At the age of 25, Niven R Narain came to the conclusion that "the science driven by hypothesis is flawed" when he was an oncologist at the Miller School of Medicine at the University of Miami. On July 22, 2003, he conducted an experiment using melanoma cells in a petri dish. He treated it with a cream containing CoQ10, an enzyme located in the mitochondria, the source of energy for cells. To his surprise, almost all the cancer cells in the Petri dish died the next day. He then repeated the experiment in mice with melanoma. After 30 days, the tumors were reduced by an average of 55%. But Narain has no clue as to why this process happened.

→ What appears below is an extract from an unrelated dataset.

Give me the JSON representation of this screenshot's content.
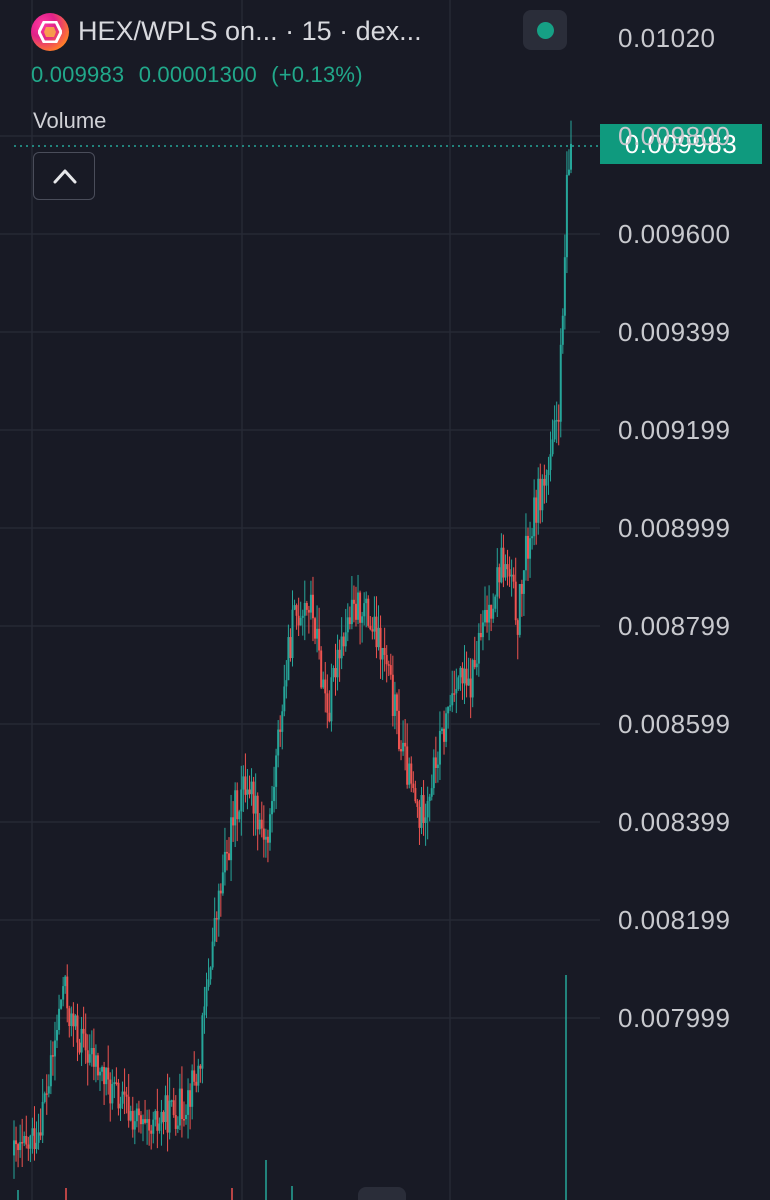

That was two years after the completion of the Human Genome Project, Narain said, when people believed that cancer was primarily genetically driven. After the genome was sequenced, most people believe that all we have to do is find the genes responsible for cancer, regulate them, and cure most cancers. Narain became a research assistant in skin oncology and therapy research at Miller School of Medicine, working under the direction of Chinese researcher Sung "Bob" Hsia; Hsia was co-discoverer of vitamin K and estrogen, Nobel Prize Winner Edward Doisy has worked together.
At that time Hsia was nearly 80 years old, Narain recalls, he would say: "I don't have these new genetic technologies, but don't forget that biochemistry is the foundation of the human body. This is the end of a study of health continuation or disease onset. Narain did not forget these words. He argues with scientists who believe that the genome is the answer to all medical problems. In Narain's view, the genome is only part of a larger chemical reaction involving proteins, metabolites, and cellular lipid studies.
When Narain told his results about the Hsia of CoQ10 for decades, his mentor retorted that this lipid, enzyme and mitochondrial tissue could not kill cancer cells, especially melanin. tumor. You screwed up this experiment.